Oleh : H Hasaruddin, Guru Besar UIN Alauddin Makassar
Setiap kali menyambut tahun baru, khususnya Tahun Baru Hijriah, kita senantiasa mengintrospeksi diri dan berharap agar aktivitas hari ini dan hari esok lebih baik lagi dari hari kemarin.
Harapan dan doa tersebut harus senantiasa dijaga dan setiap diri kita sangat optimis dengan apa yang dicita-citakan dan didambakan. Untuk meraih hal tersebut, maka di antara yang paling bijak untuk dilakukan adalah agar kita senantiasa mengintrospeksi diri sendiri.
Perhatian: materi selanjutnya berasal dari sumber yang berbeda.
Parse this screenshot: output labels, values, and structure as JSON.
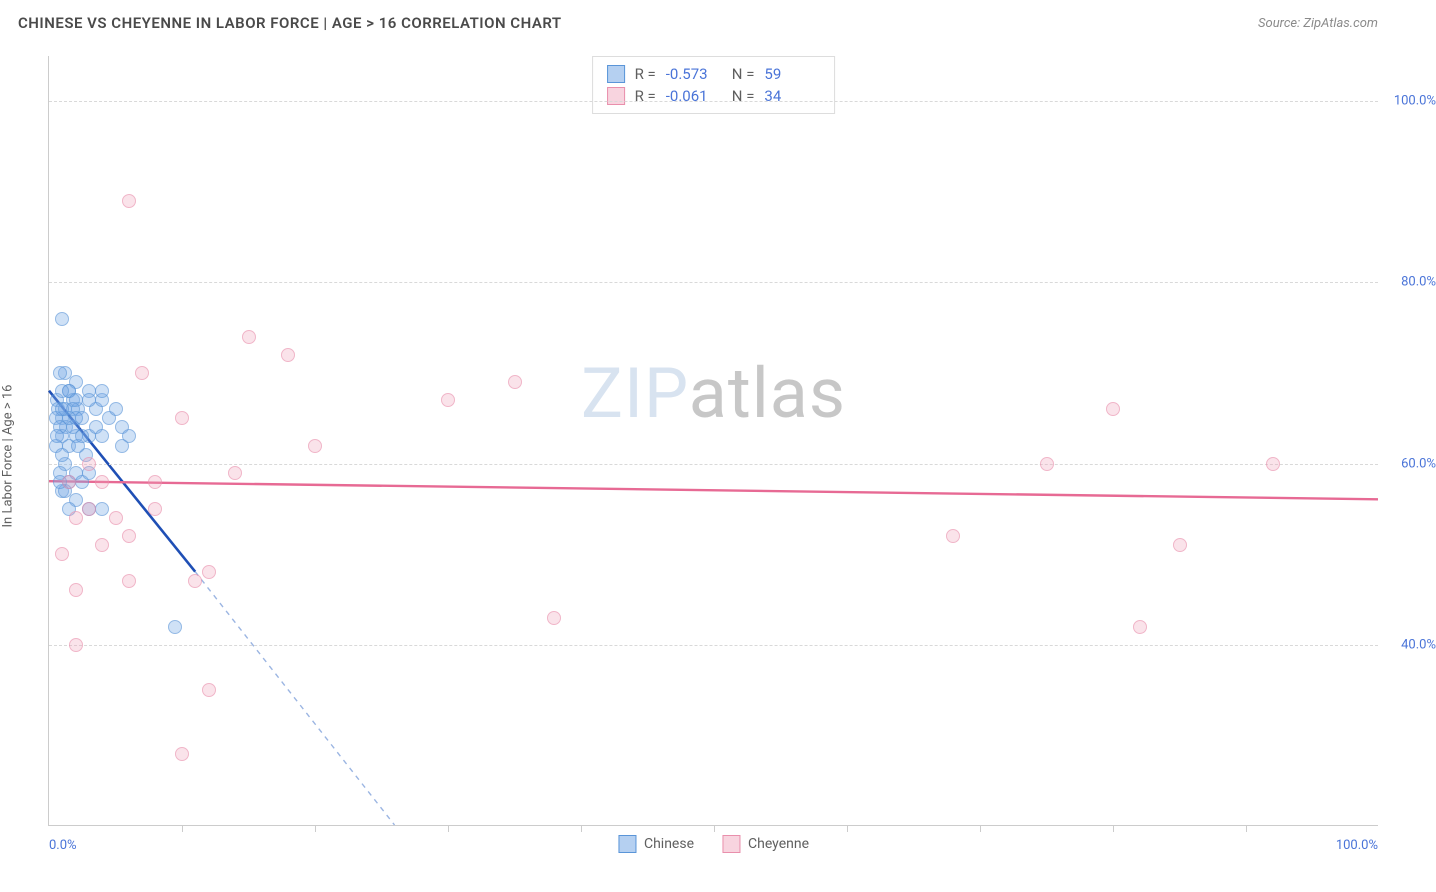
{
  "header": {
    "title": "CHINESE VS CHEYENNE IN LABOR FORCE | AGE > 16 CORRELATION CHART",
    "source": "Source: ZipAtlas.com"
  },
  "watermark": {
    "part1": "ZIP",
    "part2": "atlas"
  },
  "axes": {
    "y_title": "In Labor Force | Age > 16",
    "x_min_label": "0.0%",
    "x_max_label": "100.0%",
    "y_ticks": [
      {
        "pct": 40,
        "label": "40.0%"
      },
      {
        "pct": 60,
        "label": "60.0%"
      },
      {
        "pct": 80,
        "label": "80.0%"
      },
      {
        "pct": 100,
        "label": "100.0%"
      }
    ],
    "x_tick_positions_pct": [
      10,
      20,
      30,
      40,
      50,
      60,
      70,
      80,
      90
    ],
    "ylim": [
      20,
      105
    ],
    "xlim": [
      0,
      100
    ]
  },
  "grid_color": "#d9d9d9",
  "chart": {
    "type": "scatter",
    "background_color": "#ffffff",
    "series": [
      {
        "name": "Chinese",
        "color_fill": "rgba(120,170,230,0.55)",
        "color_stroke": "#5a95d8",
        "marker_radius_px": 7,
        "trend": {
          "x1": 0,
          "y1": 68,
          "x2": 11,
          "y2": 48,
          "stroke": "#1f4fb5",
          "width": 2.6,
          "extend": {
            "x2": 26,
            "y2": 20,
            "dash": "5,5",
            "stroke": "#9bb5e2"
          }
        },
        "points": [
          [
            1.0,
            76
          ],
          [
            1.2,
            70
          ],
          [
            0.8,
            70
          ],
          [
            1.5,
            68
          ],
          [
            2.0,
            69
          ],
          [
            0.6,
            67
          ],
          [
            1.8,
            67
          ],
          [
            2.2,
            66
          ],
          [
            3.0,
            68
          ],
          [
            1.0,
            65
          ],
          [
            1.3,
            64
          ],
          [
            0.7,
            66
          ],
          [
            2.5,
            65
          ],
          [
            3.5,
            66
          ],
          [
            4.0,
            67
          ],
          [
            1.0,
            63
          ],
          [
            1.5,
            62
          ],
          [
            2.0,
            63
          ],
          [
            3.0,
            63
          ],
          [
            4.5,
            65
          ],
          [
            5.0,
            66
          ],
          [
            0.5,
            62
          ],
          [
            1.2,
            60
          ],
          [
            2.8,
            61
          ],
          [
            5.5,
            64
          ],
          [
            6.0,
            63
          ],
          [
            0.8,
            59
          ],
          [
            1.5,
            58
          ],
          [
            2.0,
            59
          ],
          [
            2.5,
            58
          ],
          [
            3.0,
            55
          ],
          [
            1.0,
            57
          ],
          [
            0.5,
            65
          ],
          [
            1.8,
            64
          ],
          [
            2.2,
            62
          ],
          [
            4.0,
            55
          ],
          [
            1.5,
            68
          ],
          [
            2.0,
            67
          ],
          [
            0.8,
            64
          ],
          [
            1.2,
            66
          ],
          [
            3.5,
            64
          ],
          [
            1.0,
            61
          ],
          [
            2.5,
            63
          ],
          [
            1.8,
            66
          ],
          [
            0.6,
            63
          ],
          [
            3.0,
            67
          ],
          [
            4.0,
            63
          ],
          [
            1.5,
            65
          ],
          [
            2.0,
            65
          ],
          [
            1.0,
            68
          ],
          [
            5.5,
            62
          ],
          [
            1.2,
            57
          ],
          [
            0.8,
            58
          ],
          [
            3.0,
            59
          ],
          [
            2.0,
            56
          ],
          [
            1.5,
            55
          ],
          [
            9.5,
            42
          ],
          [
            4.0,
            68
          ],
          [
            1.0,
            66
          ]
        ]
      },
      {
        "name": "Cheyenne",
        "color_fill": "rgba(240,160,185,0.45)",
        "color_stroke": "#e98fac",
        "marker_radius_px": 7,
        "trend": {
          "x1": 0,
          "y1": 58,
          "x2": 100,
          "y2": 56,
          "stroke": "#e76a94",
          "width": 2.4
        },
        "points": [
          [
            6.0,
            89
          ],
          [
            15.0,
            74
          ],
          [
            18.0,
            72
          ],
          [
            35.0,
            69
          ],
          [
            30.0,
            67
          ],
          [
            80.0,
            66
          ],
          [
            10.0,
            65
          ],
          [
            20.0,
            62
          ],
          [
            92.0,
            60
          ],
          [
            75.0,
            60
          ],
          [
            8.0,
            58
          ],
          [
            4.0,
            58
          ],
          [
            3.0,
            55
          ],
          [
            5.0,
            54
          ],
          [
            2.0,
            54
          ],
          [
            68.0,
            52
          ],
          [
            85.0,
            51
          ],
          [
            6.0,
            47
          ],
          [
            11.0,
            47
          ],
          [
            12.0,
            48
          ],
          [
            2.0,
            46
          ],
          [
            38.0,
            43
          ],
          [
            82.0,
            42
          ],
          [
            2.0,
            40
          ],
          [
            12.0,
            35
          ],
          [
            10.0,
            28
          ],
          [
            1.0,
            50
          ],
          [
            4.0,
            51
          ],
          [
            6.0,
            52
          ],
          [
            7.0,
            70
          ],
          [
            1.5,
            58
          ],
          [
            3.0,
            60
          ],
          [
            8.0,
            55
          ],
          [
            14.0,
            59
          ]
        ]
      }
    ]
  },
  "stats_legend": {
    "rows": [
      {
        "swatch": "blue",
        "r": "-0.573",
        "n": "59"
      },
      {
        "swatch": "pink",
        "r": "-0.061",
        "n": "34"
      }
    ],
    "r_label": "R =",
    "n_label": "N ="
  },
  "bottom_legend": {
    "items": [
      {
        "swatch": "blue",
        "label": "Chinese"
      },
      {
        "swatch": "pink",
        "label": "Cheyenne"
      }
    ]
  }
}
Cak Nur (Allahummagfir lahu) pernah menulis. Kebiasaan adalah watak kedua. Oleh karena itu, harus waspada terhadap kebiasaan kita atau sikap pembiasaan diri. Sebab, jika suatu kebiasaan telah tertanam sedemikian kuatnya dalam diri kita, dia akan menjadi bagian dari kedirian kita dan kepribadian kita.
Saking pentingnya kebiasaan dan pembiasaan tersebut, Nabi SAW berpesan agar kita membiasakan diri berbuat baik, meskipun sekadar berwajah cerah ketika bertemu seorang saudara, atau meskipun sekadar menyingkirkan duri di jalan.
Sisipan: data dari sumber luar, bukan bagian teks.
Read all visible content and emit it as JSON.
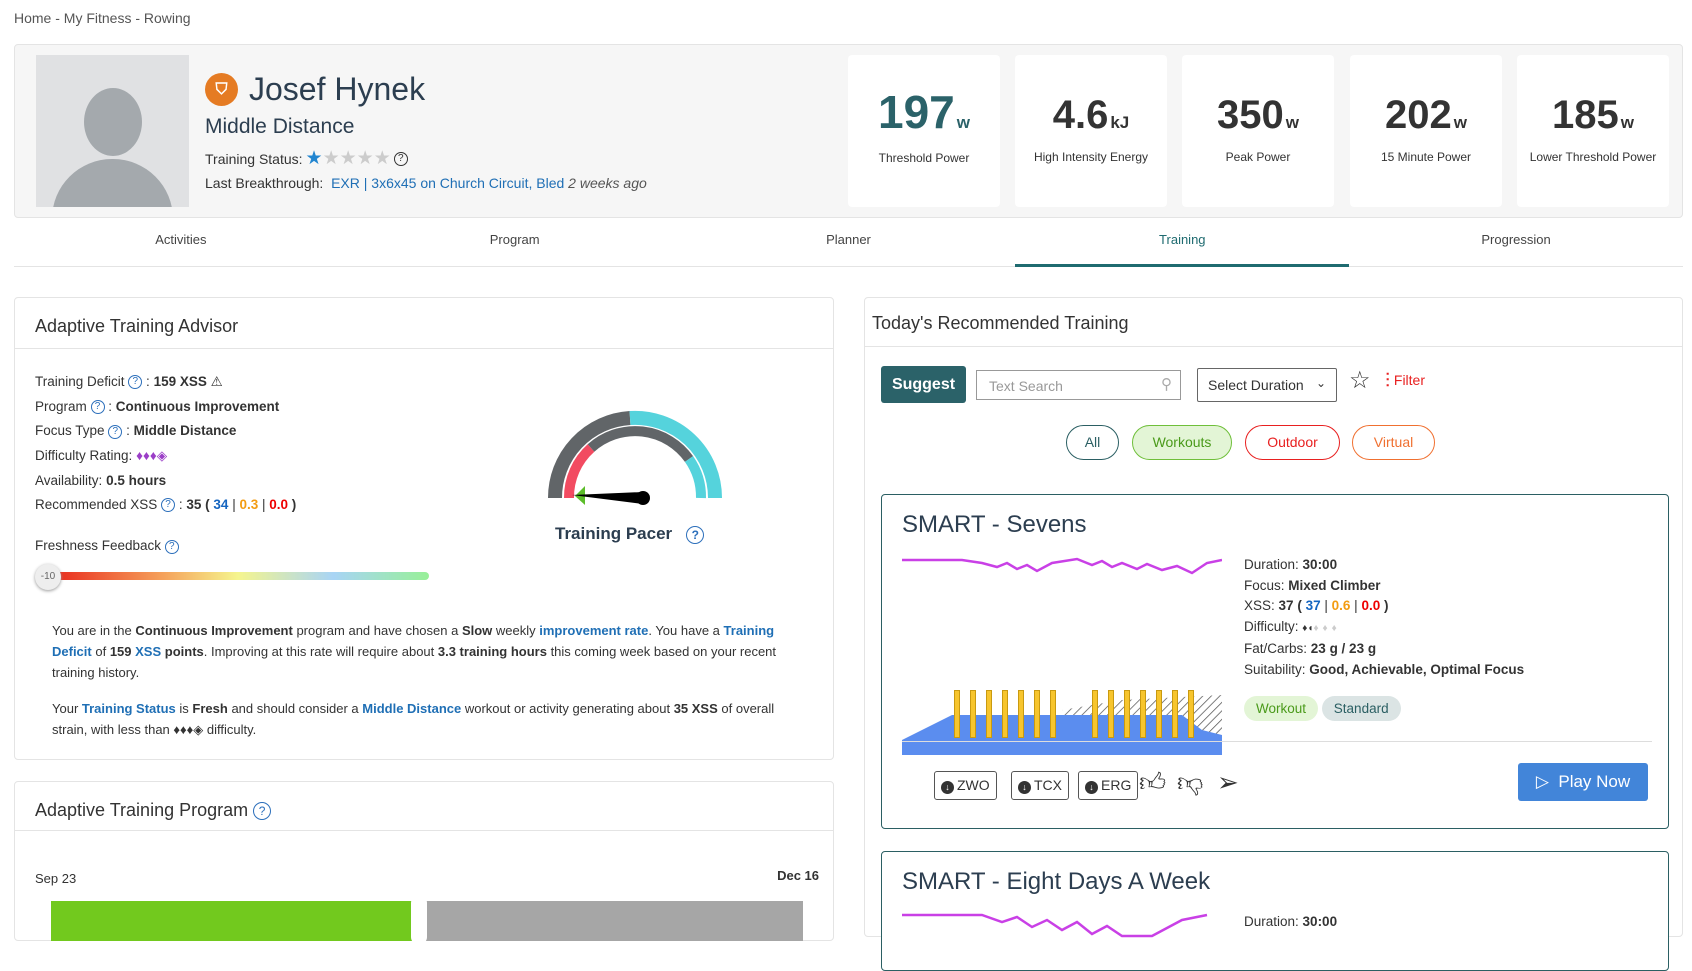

Mungkin terpikir oleh kita bahwa menunjukkan wajah yang cerah pada saat bertemu teman adalah pekerjaan ringan atau malah remeh. Terapi sesungguhnya, sebagai suatu kebaikan, pekerjaan kecil tersebut memiliki sangkutan dengan perkara besar dan penting, yaitu komitmen batin kita kepada kebaikan.
Seseorang yang menunjukkan wajah gembira saat bertemu teman adalah orang yang dalam jiwanya tertanam rasa cinta kasih kepada sesama, sejalan dengan ucapan salam.
Hanya orang berkomitmen batin kepada nilai kemanusiaan itu yang bersedia membungkukkan punggungnya memunggut duri di tengah jalan. Sebab dalam jiwanya ada keinginan yang sejati untuk menyelamatkan orang lain dan mencegahnya dari kecelakaan.